The Centers for Medicare & Medicaid Services recently adopted a new CT utilization measure that will perturb emergency physicians and radically change the way they diagnose patients with nontraumatic headaches.
In essence, a physician who orders a CT scan and makes a final disposition of a patient with a diagnosis of nonspecific headache will be labeled “inefficient.” The translation? CMS is deeming the scan medically unnecessary. Initially, CMS will post that information on its web site, but it is quite possible that the physicians who ordered these scans would be financially penalized in the future.
The most galling part of this development is that the National Quality Forum (NQF), whose recommendations CMS usually approves, rejected this quality measure.
The “quality train” left the station at warp speed several years ago, and CMS proposes and adopts quality measures for emergency medicine in a rapid-fire way. Last year, the American College of Emergency Physicians' Quality and Performance Committee, now chaired by Brent Asplin, MD, of the Mayo Clinic, reviewed more than 140 proposed measures that are in various stages of approval and implementation. The process is rigorous even if the research behind it is not. Organizations vet the measures, and send them to the NQF, which serves as a final clearing center, for endorsement or rejection. Recommendations are then sent to CMS, which usually implements the NQF-endorsed measures, and they likely will be factored into the coming pay-for-performance (P4P) model being crafted by CMS. ACEP and the American Academy of Emergency Medicine have done due diligence in providing feedback on various measures; there also will be a period for public commentary. But despite these efforts, CMS adopted the CT utilization measure even after NQF rejected it. This will profoundly affect emergency physicians every day.

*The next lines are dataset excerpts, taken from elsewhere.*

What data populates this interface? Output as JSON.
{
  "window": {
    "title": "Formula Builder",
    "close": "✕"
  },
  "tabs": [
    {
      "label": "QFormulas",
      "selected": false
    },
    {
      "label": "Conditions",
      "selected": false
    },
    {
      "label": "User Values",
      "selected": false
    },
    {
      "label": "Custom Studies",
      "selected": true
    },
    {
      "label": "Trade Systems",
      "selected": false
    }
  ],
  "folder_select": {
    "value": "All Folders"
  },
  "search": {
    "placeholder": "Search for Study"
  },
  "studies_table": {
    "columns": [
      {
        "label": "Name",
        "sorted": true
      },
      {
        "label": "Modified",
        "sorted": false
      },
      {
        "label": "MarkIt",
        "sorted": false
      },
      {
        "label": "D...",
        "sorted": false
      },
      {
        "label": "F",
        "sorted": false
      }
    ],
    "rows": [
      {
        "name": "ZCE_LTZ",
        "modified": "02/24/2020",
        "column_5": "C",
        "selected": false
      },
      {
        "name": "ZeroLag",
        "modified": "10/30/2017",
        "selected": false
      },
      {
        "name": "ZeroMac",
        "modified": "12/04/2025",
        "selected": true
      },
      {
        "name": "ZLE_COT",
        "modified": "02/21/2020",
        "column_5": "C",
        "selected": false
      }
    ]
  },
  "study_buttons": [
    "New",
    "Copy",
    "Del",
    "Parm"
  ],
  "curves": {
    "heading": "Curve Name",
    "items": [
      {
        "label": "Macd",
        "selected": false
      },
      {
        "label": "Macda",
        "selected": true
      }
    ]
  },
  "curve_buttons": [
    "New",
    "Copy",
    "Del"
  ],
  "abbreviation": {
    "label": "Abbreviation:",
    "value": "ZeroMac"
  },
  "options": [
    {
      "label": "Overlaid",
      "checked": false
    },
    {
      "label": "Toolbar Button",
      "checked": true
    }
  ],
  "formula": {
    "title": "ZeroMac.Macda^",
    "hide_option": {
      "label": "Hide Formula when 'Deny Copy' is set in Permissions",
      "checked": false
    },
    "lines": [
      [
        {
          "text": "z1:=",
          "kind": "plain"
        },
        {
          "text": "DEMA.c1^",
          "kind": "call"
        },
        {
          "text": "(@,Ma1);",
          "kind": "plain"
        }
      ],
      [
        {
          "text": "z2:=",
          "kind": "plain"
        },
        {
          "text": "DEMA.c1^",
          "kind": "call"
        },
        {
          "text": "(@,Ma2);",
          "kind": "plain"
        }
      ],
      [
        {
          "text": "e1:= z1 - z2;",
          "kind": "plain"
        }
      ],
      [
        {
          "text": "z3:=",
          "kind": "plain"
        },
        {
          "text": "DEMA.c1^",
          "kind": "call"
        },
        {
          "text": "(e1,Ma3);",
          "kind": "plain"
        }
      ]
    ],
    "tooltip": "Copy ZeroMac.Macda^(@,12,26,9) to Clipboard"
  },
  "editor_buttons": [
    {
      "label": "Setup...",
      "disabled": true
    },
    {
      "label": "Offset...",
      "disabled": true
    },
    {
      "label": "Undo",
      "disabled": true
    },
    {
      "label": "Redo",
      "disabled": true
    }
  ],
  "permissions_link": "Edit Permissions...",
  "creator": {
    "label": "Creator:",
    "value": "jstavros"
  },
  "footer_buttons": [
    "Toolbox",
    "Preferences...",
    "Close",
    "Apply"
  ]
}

Without a doubt, emergency physicians are aware of the attention paid to the use of high-cost imaging studies in the ED. (Radiology 2009;253:520.) The use of medical imaging is increasing, and emergency physicians have been preoccupied with cost and safety. (N Engl J Med 2010;363:1.) While no existing evidence guides our decisions for most imaging studies, CMS has become intensely interested in utilization and utilization measures as a proxy for quality, hoping these utilization measures will decrease costs.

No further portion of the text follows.